Generating ideas and finding inspiration
Students start the year by coming up with ideas for videos, photos, animations, and sound projects. They pull from their own lives and from media they already watch to decide what they want to make.
This is the year media projects start sounding like real choices, not just experiments. Students plan a short video, audio piece, or digital story around an idea they actually care about, then revise it based on feedback. They also start asking why a piece works, looking at how music, images, and pacing shape a viewer's reaction. By spring, students can share a finished media project and explain the choices they made and why.
Students start the year by coming up with ideas for videos, photos, animations, and sound projects. They pull from their own lives and from media they already watch to decide what they want to make.
Students plan out their work and start putting pieces together. They learn how to organize a project, try different tools, and revise their drafts based on what is working and what is not.
Students study videos, ads, and images made by others. They talk about what the maker was trying to say, how it was put together, and whether it works for the audience it was made for.
Students look at how media connects to history, communities, and the times it was made in. They notice how the same story or message can land differently for different audiences.
Students finish their projects, pick which pieces are ready for an audience, and present them. They also use clear criteria to judge their own work and give feedback to classmates.
| Standard | Definition | Code |
|---|---|---|
| Making art from life experience | Students connect what they already know and what they've lived through to the media art they make. Personal experience shapes the choices behind every project. | MA:Cn10.6 |
| Art and the world that made it | Students look at a piece of media art and explain how the time period, culture, or world events behind it shaped what the artist made and why it matters. | MA:Cn11.6 |
| Standard | Definition | Code |
|---|---|---|
| Coming up with ideas for media art | Students brainstorm original ideas for media projects, like a short video, a photo series, or a digital image, and decide how to shape those ideas into something worth making. | MA:Cr1.6 |
| Planning and building media art projects | Students plan and refine a media arts project by making choices about images, sound, and layout that work together to support a clear idea. | MA:Cr2.6 |
| Finishing and polishing your media artwork | Students revisit a media project, make specific changes based on feedback or their own review, and bring it to a finished, presentable state. | MA:Cr3.6 |
| Standard | Definition | Code |
|---|---|---|
| Choosing artwork worth sharing with an audience | Students review a collection of media projects and choose which ones to present, explaining why each piece is worth sharing and how it fits the purpose of the presentation. | MA:Pr4.6 |
| Refine media art before sharing it | Students practice and polish a media arts piece (a short video, a photo series, or a digital design) until it's ready to share with an audience. The focus is on improving the craft, not just finishing the work. | MA:Pr5.6 |
| Share art that means something | Students choose how to share their media work so the idea or feeling they want to communicate actually comes through to an audience. | MA:Pr6.6 |
| Standard | Definition | Code |
|---|---|---|
| Reading media images critically | Students look closely at a media piece (a photo, video, or website) and explain what choices the creator made and why those choices shape what the audience sees or feels. | MA:Re7.6 |
| Reading meaning in media art | Students explain what a media artist was trying to say and why specific choices, like color, sound, or camera angle, support that meaning. | MA:Re8.6 |
| Judging whether art works and why | Students use a set of criteria, like a checklist or rubric, to judge whether a media arts piece is working and explain why it succeeds or falls short. | MA:Re9.6 |
Media arts covers things students make with cameras, computers, sound, and screens. That includes short videos, podcasts, animations, digital images, and simple web or game projects. Students learn to plan a project, make it, share it, and talk about what works.

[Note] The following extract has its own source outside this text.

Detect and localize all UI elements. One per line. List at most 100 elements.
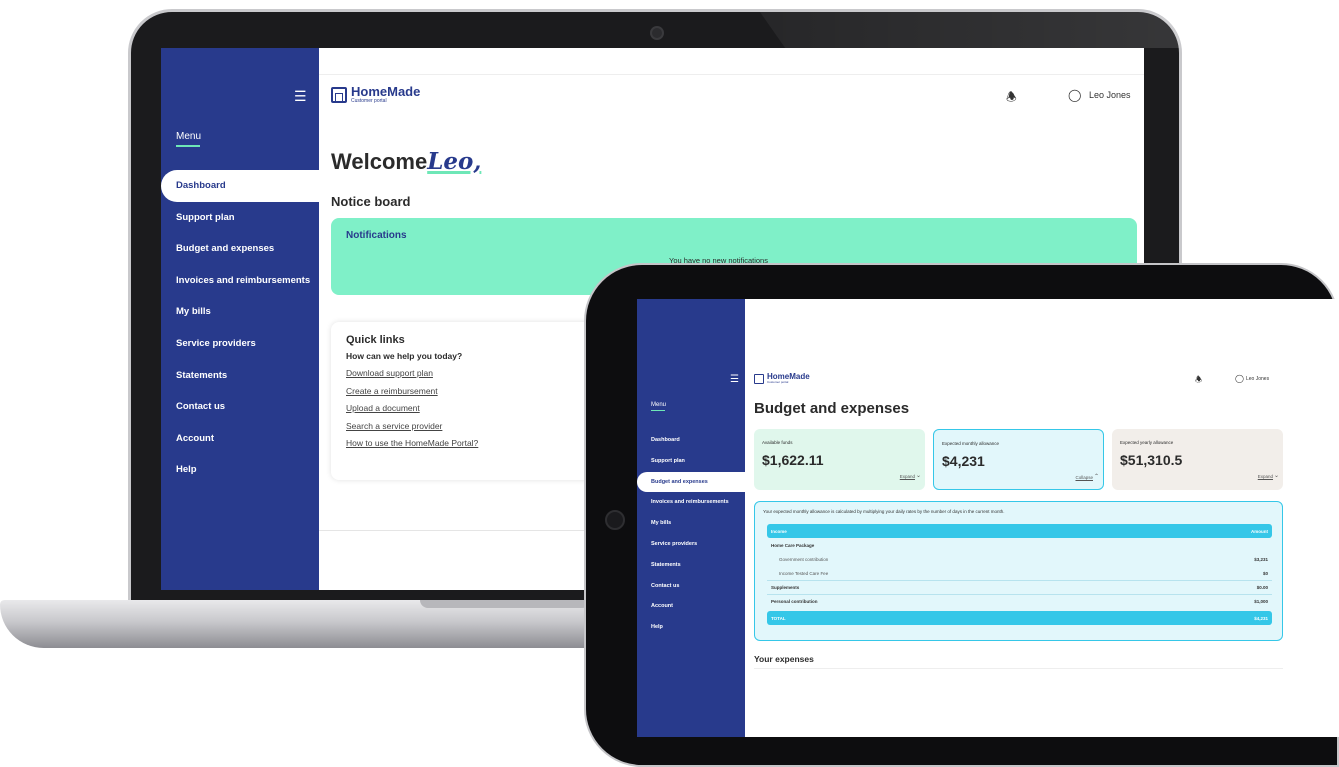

Ask students to show what they are making and explain the choices behind it. Watch a short video or listen to a podcast together and talk about what grabbed attention. A phone camera, a free editing app, and a quiet corner are usually enough to practice at home.
No. A phone or school laptop with free editing tools handles most sixth grade projects. What matters more is a clear idea, a quiet place to record, and time to revise after watching it back.
A common path starts with short, low-stakes projects like a 30 second video or a one-minute podcast, then moves into longer pieces with planning steps such as a script, storyboard, or shot list. Save bigger projects with editing and sound design for later in the year, once students can give and use feedback.
It has a clear message or story, shots and sound that fit the idea, and signs of revision after a first draft. Students should be able to explain why they made each choice and what they would change next time.
Planning before recording and revising after watching the first cut are the two sticking points. Students often want to film once and call it done. Short feedback rounds, with one specific thing to fix each time, build the habit faster than long critiques.
Students look at how ads, films, music videos, and social posts shape how people think and feel. They also notice how their own background shows up in the work they make. Watching one short clip together at home and talking about who made it and why is good practice.
By spring, students should be able to take a project from idea to finished piece with a plan, a draft, feedback, and a revision. They should also be able to point at specific parts of someone else's work and say what is effective and why.
Plenty of strong work happens behind the camera. Students can write scripts, edit, design sound, animate, or narrate a voiceover. Encourage trying different roles across projects so they find where they do their best thinking.